Para la metodología de búsqueda se han utilizado palabras claves como deshidratación (dehydration); agua (water); consumo de agua (water intake); hidratación (hydration); diarrea (diarrhea); niños (children); nutrición infantil (child nutrition), hidratación oral (oral hydration); cognición (cognition).
Para la combinación de estos se han utilizado diferentes operadores booleanos “AND”, “Y”, “OR” (“child nutrition” AND “dehydration”), (“water intake” AND “ child ), (“deshidratación” Y “diarrea”), (“dehydration” AND “children”), (“water consumption” AND “children”).
La selección de los distintos artículos se ha llevado a cabo a través de los siguientes criterios de inclusión como; artículos con acceso al texto completo, artículos en inglés o en español y artículos publicados en bases científicas con autoría definida.
Por contra, los criterios de exclusión establecidos son: Artículos cuyo tema difiere de nuestro objetivo de estudio y artículos cuya población diana no sea la infantil.
RESULTADOS
Tras la búsqueda bibliográfica en bases de datos, el número total de artículos obtenidos para nuestra revisión es de 14.477. De los cuales hemos excluido 14.457artículos, por cumplir los criterios de exclusión ya nombrados en la metodología. Finalmente hemos leído y revisado por completo un total de 20 artículos, de los cuales hemos seleccionado como base de nuestra revisión bibliográfica 6 artículos.
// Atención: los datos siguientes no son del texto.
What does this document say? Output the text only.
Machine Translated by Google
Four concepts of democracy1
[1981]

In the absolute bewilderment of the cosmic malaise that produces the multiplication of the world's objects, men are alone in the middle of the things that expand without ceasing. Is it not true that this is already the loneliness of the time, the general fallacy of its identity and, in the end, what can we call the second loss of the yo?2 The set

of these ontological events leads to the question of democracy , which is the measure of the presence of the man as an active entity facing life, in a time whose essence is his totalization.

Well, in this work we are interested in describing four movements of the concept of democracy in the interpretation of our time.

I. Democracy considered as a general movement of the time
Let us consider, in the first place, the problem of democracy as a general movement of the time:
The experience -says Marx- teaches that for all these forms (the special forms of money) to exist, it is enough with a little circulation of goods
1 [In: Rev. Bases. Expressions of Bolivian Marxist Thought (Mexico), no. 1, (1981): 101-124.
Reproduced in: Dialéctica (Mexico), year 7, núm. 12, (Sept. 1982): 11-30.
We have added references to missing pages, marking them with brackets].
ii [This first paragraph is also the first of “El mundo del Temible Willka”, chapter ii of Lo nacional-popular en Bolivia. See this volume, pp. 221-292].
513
En el ANEXO 3 encontraremos detalladamente el diagrama de flujo con los criterios de búsqueda llevados a cabo. Además, a partir de la tabla del ANEXO 4 podremos analizar y ver resumidamente los principales hallazgos de las referencias analizadas.
DISCUSIÓN
El artículo de “Ingesta de líquidos a partir de bebidas en niños y adolescentes españoles’’ evalúa la ingesta total de líquidos en edades escolares en España, y determina que más del 80% de los niños no ingerían lo suficiente, basándose en las necesidades adecuadas marcadas por la EFSA (Autoridad Europea de Seguridad Alimentaria). Por otro lado, nuestro segundo artículo seleccionado, “El estado de deshidratación agrava la insuficiencia renal temprana en niños”, también demostró que el consumo de líquidos fue escaso, con una elevada prevalencia de deshidratación. Siendo mayor en los varones, a diferencia del estudio anterior, que no había apenas variabilidad por sexo11,12.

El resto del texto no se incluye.